There are only a few kinds of places in the galaxy where molecular hydrogen ice could be made. This one would have been made in the dense cores of something called a giant molecular cloud—massive, freezing clouds of hydrogen and helium that are the birthplaces of stars.
Astronomers can’t see inside the cores of these clouds, so it would be a scientific bonanza to be able to intercept one and examine it, Seligman said. “It would be the most pristine primordial matter in the galaxy. It’s like the galaxy made it, and FedExed it out straight to us.”
Finally, what about the odd shape? Seligman explained that the object would be constantly whittled away by energetic particles found in space and sunlight, both of which remove hydrogen from the surface: “Imagine what happens to a bar of soap. It starts out as a fairly regular rectangle, but as you use it up, it gets smaller and thinner over time.”
’Oumuamua had been happily meandering through space, unmolested for millions of years, until it encountered our solar system. “This thing got smacked like a bug on a windshield,” Seligman said.
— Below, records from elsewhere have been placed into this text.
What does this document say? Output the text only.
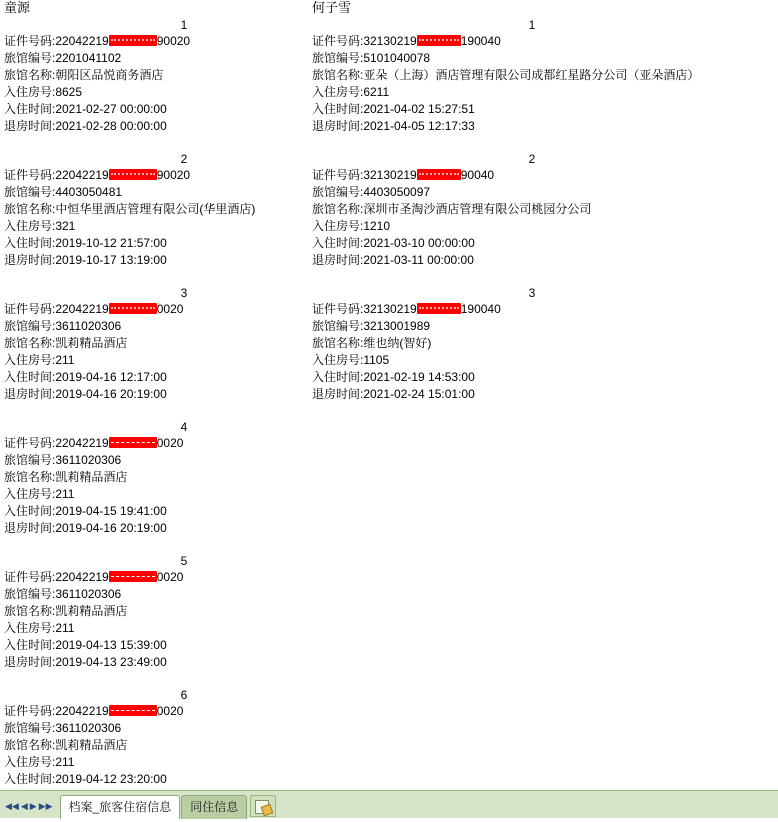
童源
1
证件号码:22042219	90020
旅馆编号:2201041102
旅馆名称:朝阳区品悦商务酒店
入住房号:8625
入住时间:2021-02-27 00:00:00
退房时间:2021-02-28 00:00:00
2
证件号码:22042219	90020
旅馆编号:4403050481
旅馆名称:中恒华里酒店管理有限公司(华里酒店)
入住房号:321
入住时间:2019-10-12 21:57:00
退房时间:2019-10-17 13:19:00
3
证件号码:22042219	0020
旅馆编号:3611020306
旅馆名称:凯莉精品酒店
入住房号:211
入住时间:2019-04-16 12:17:00
退房时间:2019-04-16 20:19:00
4
证件号码:22042219	0020
旅馆编号:3611020306
旅馆名称:凯莉精品酒店
入住房号:211
入住时间:2019-04-15 19:41:00
退房时间:2019-04-16 20:19:00
5
证件号码:22042219	0020
旅馆编号:3611020306
旅馆名称:凯莉精品酒店
入住房号:211
入住时间:2019-04-13 15:39:00
退房时间:2019-04-13 23:49:00
6
证件号码:22042219	0020
旅馆编号:3611020306
旅馆名称:凯莉精品酒店
入住房号:211
入住时间:2019-04-12 23:20:00
何子雪
1
证件号码:32130219	190040
旅馆编号:5101040078
旅馆名称:亚朵（上海）酒店管理有限公司成都红星路分公司（亚朵酒店）
入住房号:6211
入住时间:2021-04-02 15:27:51
退房时间:2021-04-05 12:17:33
2
证件号码:32130219	90040
旅馆编号:4403050097
旅馆名称:深圳市圣淘沙酒店管理有限公司桃园分公司
入住房号:1210
入住时间:2021-03-10 00:00:00
退房时间:2021-03-11 00:00:00
3
证件号码:32130219	190040
旅馆编号:3213001989
旅馆名称:维也纳(智好)
入住房号:1105
入住时间:2021-02-19 14:53:00
退房时间:2021-02-24 15:01:00
◀◀ ◀ ▶ ▶▶	档案_旅客住宿信息	同住信息
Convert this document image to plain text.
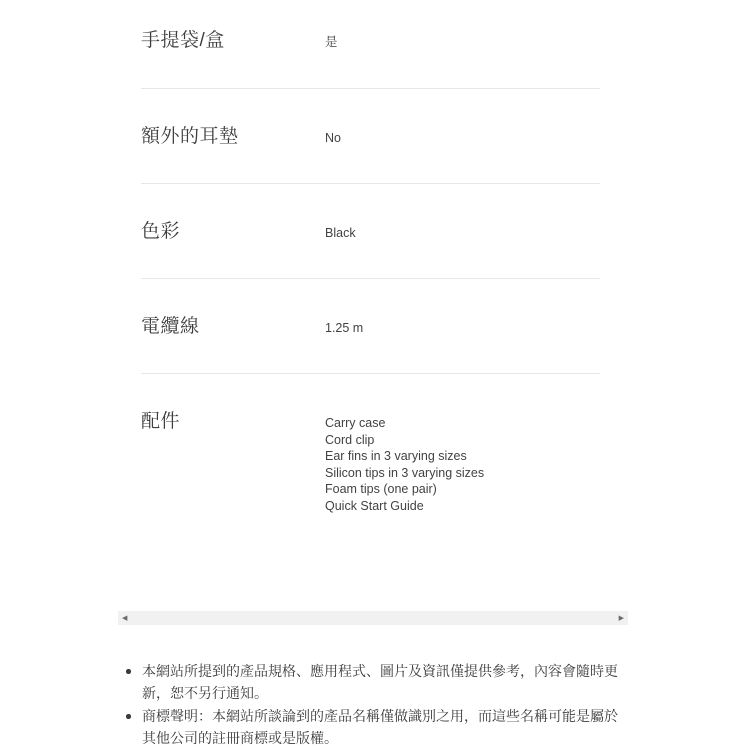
手提袋/盒	是
額外的耳墊	No
色彩	Black
電纜線	1.25 m
配件	Carry case
Cord clip
Ear fins in 3 varying sizes
Silicon tips in 3 varying sizes
Foam tips (one pair)
Quick Start Guide
◀	▶
本網站所提到的產品規格、應用程式、圖片及資訊僅提供參考，內容會隨時更新，恕不另行通知。
商標聲明：本網站所談論到的產品名稱僅做識別之用，而這些名稱可能是屬於其他公司的註冊商標或是版權。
That collision and subsequent intense radiation from the sun accelerated the process that formed the object’s unusual shape.
That means that most of the evolution of ‘Oumuamua’s shape would have happened while it was fairly close to Earth, Seligman said, so the next time one comes by, we should be able to watch it happen in real time, which could prove the theory.
The Vera C. Rubin Observatory, under construction in Chile and scheduled to be online in late 2022, is more powerful than anything currently available. If many more such icebergs are out there, scientists should soon be able to see them.
Reference: “Evidence that 1I/2017 U1 (`Oumuamua) was composed of molecular hydrogen ice” by Seligman and Laughlin, accepted, Astrophysical Journal Letters.